I am currently working on a project of mine using Prism (the Composite Application Library/Guidance). The application will be a specialized MSPaint-like application for basketball (predefined objects for balls, players etc.).

Now I am wondering how to go about organizing my application into Prism modules. Especially when thinking about the drawing part of the software.

Should I split the general drawing view (2 columns: toolbox, canvas) in 2 modules (toolbox and canvas) or would the overhead created by the constant communication of these modules be too overwhelming?

How fine grained should Prism modules really be?

Thanks in advance and best regards, crischu

+2  A: 

There's very little overhead when you separate into modules.

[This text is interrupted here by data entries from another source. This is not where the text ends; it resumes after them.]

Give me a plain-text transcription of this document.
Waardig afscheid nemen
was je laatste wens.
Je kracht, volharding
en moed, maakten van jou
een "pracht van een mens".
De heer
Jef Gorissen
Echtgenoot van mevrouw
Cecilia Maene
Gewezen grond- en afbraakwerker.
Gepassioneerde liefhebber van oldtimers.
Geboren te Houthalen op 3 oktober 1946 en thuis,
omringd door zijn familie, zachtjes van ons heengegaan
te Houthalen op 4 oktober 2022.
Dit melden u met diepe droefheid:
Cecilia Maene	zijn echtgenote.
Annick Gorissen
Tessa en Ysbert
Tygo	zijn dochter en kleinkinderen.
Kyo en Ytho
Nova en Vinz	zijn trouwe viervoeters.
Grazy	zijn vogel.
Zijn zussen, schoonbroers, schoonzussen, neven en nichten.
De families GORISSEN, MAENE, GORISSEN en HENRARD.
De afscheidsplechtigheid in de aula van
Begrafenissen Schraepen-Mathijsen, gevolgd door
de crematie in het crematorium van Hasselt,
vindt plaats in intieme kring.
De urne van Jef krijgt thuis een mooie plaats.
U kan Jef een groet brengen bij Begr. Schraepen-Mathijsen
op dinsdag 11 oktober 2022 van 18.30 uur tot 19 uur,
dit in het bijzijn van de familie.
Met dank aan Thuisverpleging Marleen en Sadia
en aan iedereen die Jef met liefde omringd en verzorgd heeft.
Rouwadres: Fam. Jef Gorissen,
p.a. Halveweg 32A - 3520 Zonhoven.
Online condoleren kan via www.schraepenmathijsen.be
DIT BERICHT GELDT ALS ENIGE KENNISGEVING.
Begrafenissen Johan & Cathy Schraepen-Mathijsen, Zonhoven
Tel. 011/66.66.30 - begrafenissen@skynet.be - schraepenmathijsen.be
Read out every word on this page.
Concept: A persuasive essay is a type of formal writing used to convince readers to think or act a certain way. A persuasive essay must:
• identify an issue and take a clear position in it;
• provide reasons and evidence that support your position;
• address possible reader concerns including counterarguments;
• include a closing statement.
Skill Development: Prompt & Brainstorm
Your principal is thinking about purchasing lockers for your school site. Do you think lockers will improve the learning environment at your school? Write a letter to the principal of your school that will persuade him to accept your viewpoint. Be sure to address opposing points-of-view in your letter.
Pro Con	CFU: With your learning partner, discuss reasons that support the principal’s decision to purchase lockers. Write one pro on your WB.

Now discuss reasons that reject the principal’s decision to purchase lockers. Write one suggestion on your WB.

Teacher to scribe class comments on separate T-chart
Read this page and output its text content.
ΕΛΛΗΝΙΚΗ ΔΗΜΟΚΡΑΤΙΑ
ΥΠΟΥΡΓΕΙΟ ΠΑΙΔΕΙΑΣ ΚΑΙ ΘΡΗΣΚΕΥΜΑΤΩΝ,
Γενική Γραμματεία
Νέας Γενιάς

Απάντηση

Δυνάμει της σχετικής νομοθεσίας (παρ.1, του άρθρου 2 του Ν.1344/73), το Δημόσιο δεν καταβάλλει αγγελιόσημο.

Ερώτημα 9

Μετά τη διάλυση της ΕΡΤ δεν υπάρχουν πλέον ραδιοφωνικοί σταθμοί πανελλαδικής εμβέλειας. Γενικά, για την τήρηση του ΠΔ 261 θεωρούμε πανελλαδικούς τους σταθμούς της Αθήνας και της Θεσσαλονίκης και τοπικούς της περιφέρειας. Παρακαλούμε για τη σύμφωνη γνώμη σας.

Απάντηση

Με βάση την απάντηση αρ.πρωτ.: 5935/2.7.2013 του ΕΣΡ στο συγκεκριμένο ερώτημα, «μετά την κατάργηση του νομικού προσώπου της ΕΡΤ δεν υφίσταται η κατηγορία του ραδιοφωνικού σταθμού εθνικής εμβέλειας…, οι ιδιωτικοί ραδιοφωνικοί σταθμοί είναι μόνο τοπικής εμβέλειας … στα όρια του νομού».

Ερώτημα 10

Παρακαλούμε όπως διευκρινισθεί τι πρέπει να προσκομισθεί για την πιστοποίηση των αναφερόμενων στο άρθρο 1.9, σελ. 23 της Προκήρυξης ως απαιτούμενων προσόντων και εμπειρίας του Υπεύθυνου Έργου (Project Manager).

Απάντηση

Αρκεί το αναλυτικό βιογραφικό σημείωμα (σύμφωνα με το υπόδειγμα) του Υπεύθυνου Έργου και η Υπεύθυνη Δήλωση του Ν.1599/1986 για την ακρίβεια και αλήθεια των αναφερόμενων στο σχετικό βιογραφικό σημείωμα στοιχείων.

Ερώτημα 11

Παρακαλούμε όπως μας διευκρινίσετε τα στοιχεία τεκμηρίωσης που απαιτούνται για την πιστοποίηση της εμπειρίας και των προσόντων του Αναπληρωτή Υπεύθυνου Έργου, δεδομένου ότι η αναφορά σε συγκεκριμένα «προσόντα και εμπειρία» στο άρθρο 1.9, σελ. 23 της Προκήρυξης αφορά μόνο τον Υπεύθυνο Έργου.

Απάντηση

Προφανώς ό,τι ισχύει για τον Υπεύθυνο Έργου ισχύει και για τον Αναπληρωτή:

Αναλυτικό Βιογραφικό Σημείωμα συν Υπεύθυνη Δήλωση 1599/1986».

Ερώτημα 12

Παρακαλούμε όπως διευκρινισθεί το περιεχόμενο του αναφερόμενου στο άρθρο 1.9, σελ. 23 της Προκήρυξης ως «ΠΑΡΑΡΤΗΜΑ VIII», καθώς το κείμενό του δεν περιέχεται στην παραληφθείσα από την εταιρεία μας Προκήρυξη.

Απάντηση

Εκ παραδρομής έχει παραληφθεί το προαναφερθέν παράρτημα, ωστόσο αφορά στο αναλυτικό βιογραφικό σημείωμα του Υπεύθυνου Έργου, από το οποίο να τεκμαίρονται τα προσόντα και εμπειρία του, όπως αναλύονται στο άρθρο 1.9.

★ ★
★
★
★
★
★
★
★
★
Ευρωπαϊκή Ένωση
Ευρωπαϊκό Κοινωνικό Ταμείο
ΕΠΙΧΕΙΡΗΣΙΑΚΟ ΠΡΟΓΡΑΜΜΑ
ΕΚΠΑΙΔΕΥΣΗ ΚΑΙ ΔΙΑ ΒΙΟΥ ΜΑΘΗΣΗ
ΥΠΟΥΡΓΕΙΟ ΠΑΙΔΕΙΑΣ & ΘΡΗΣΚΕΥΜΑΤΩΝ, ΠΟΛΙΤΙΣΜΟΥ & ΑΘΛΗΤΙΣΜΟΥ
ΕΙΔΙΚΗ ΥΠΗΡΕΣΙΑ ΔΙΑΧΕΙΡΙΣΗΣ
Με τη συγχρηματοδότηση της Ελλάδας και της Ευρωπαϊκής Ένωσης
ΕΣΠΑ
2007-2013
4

I would go with what helps you organize your solution, rather than worrying very much about performance considerations. You can easily combine modules if you find they are causing you trouble or you are finding that two modules really belong together.

The rule is:

Make it run. Make it run right. Make it run fast.

In that order. Do what feels good first and refactor later if necessary.

Anderson Imes
A: 

I'd say it depends on how you distribute the functionality of your application over the UI. If you have just one screen, but with multiple sections that manage different features, each of that section (tab page, panel, etc) should have it's own module. This is the case with the StockTrader RI or NewsAggregator samples. But on the project we are starting we decided to have multiple pages, one page for each major feature and to have navigation between them. In this case, a module will represent a page, nothing smaller than that.